Now these Labour MPs are feeling vindicated after Sir Robert Buckland, the former justice secretary, accused Ms Elphicke of asking him to interfere in the trial of her ex-husband – a request he rejected as “completely inappropriate.” Ms Elphicke does not deny meeting Sir Robert, but her spokesperson dismissed his claim as “nonsense”.
Of course, it is no coincidence that this has surfaced just days after Ms Elphicke abandoned the Tories with a wounding parting shot at Rishi Sunak. Sir Robert did not decide to make it public previously. Her former party has every incentive to damage Ms Elphicke and try to embarrass Labour. There are also claims by “senior Tories” that she walked out because she was bitter about being denied a ministerial post. (If so, she would not be the first backbencher to think they had wrongly been denied a foot on the ministerial ladder.)
However, the suggestion that Ms Elphicke wanted her husband’s trial to be moved to a lower-profile court and heard by a different judge is a serious allegation; Sir Keir should at least question his party’s newest recruit about that. As a former director of public prosecutions, the Labour leader has strong credentials in this area. He has presented himself as a man of principle and integrity who will sweep the stables clean after years of Tory sleaze if he becomes prime minister.
Indeed, the Tories abandoned their principles and their integrity under Boris Johnson. But Sir Keir should not put his own at risk in his headlong rush to win over Tory voters.

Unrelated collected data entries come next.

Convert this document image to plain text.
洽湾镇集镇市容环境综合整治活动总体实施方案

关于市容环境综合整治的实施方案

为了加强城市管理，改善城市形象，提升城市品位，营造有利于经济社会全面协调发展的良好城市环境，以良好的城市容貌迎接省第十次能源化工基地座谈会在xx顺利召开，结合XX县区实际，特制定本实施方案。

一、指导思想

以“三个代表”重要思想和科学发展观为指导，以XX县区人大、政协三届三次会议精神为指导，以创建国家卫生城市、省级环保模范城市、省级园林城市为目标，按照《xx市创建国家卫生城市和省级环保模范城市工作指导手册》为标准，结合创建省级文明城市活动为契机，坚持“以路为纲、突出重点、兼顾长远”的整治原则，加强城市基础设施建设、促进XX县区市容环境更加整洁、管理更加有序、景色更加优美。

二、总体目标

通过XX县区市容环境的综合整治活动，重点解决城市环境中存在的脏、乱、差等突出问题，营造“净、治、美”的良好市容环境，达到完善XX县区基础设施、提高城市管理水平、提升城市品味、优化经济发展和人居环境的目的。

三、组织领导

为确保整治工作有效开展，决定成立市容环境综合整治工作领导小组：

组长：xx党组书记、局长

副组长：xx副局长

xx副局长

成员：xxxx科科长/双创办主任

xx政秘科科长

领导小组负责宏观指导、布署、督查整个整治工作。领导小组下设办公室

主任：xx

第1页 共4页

In a speech in January, the Labour leader declared: “We need to clean up politics. No more VIP fast lanes. No more kickbacks for colleagues. No more revolving doors between government and the companies they regulate. I will restore standards in public life with a total crackdown on cronyism.” He told his biographer Tom Baldwin that if any of his ministers committed a serious breach of a tougher code of conduct he intended to introduce, they would be fired “on the spot”.

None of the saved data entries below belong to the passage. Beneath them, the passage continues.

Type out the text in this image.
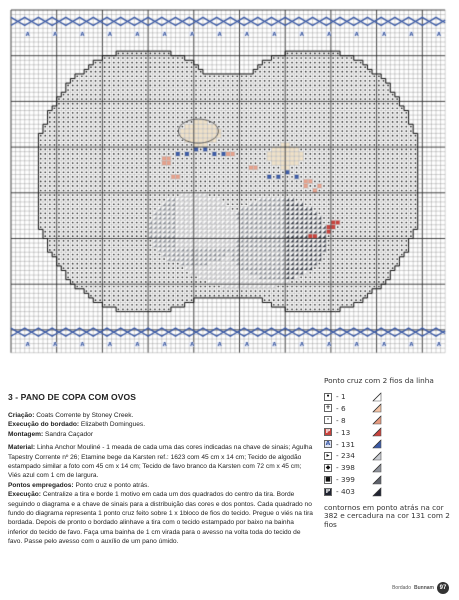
3 - PANO DE COPA COM OVOS

Criação: Coats Corrente by Stoney Creek.

Execução do bordado: Elizabeth Domingues.

Montagem: Sandra Caçador

Material: Linha Anchor Mouliné - 1 meada de cada uma das cores indicadas na chave de sinais; Agulha Tapestry Corrente nº 26; Etamine bege da Karsten ref.: 1623 com 45 cm x 14 cm; Tecido de algodão estampado similar a foto com 45 cm x 14 cm; Tecido de favo branco da Karsten com 72 cm x 45 cm; Viés azul com 1 cm de largura.

Pontos empregados: Ponto cruz e ponto atrás.

Execução: Centralize a tira e borde 1 motivo em cada um dos quadrados do centro da tira. Borde seguindo o diagrama e a chave de sinais para a distribuição das cores e dos pontos. Cada quadrado no fundo do diagrama representa 1 ponto cruz feito sobre 1 x 1bloco de fios do tecido. Pregue o viés na tira bordada. Depois de pronto o bordado alinhave a tira com o tecido estampado por baixo na bainha inferior do tecido de favo. Faça uma bainha de 1 cm virada para o avesso na volta toda do tecido de favo. Passe pelo avesso com o auxílio de um pano úmido.

Ponto cruz com 2 fios da linha
• - 1
+ - 6
· - 8
P - 13
A - 131
▸ - 234
◆ - 398
■ - 399
P - 403
contornos em ponto atrás na cor 382 e cercadura na cor 131 com 2 fios
Bordado Bunnam 97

All well and good, but the need to uphold standards in public life applies to opposition as well as governing parties. Sir Keir’s allies hope the controversy over Ms Elphicke will blow over, and most voters notice only another Tory deserting a sinking ship, symbolising the mood of the country.
Yet Labour should learn lessons from the way Ms Elphicke’s move was mishandled. To ensure it made a splash at Prime Minister’s Questions last Wednesday, news of her switch was restricted to a very tight, male-dominated circle of Sir Keir’s closest aides. As The Independent revealed, other Tory MPs are considering defecting to Labour.
If any of these prospective defections materialise, Sir Keir would be well advised to consult a wider circle; it is surprising that Rachel Reeves, his influential shadow chancellor, was not in the loop about Ms Elphicke.
Labour would also be wise to ensure it performs the same level of due diligence it normally carries out when vetting its own parliamentary candidates (which, to its huge cost, it failed to do when selecting a candidate for the Rochdale by-election). Sir Keir should look carefully before he allows another Tory to leap into Labour’s arms.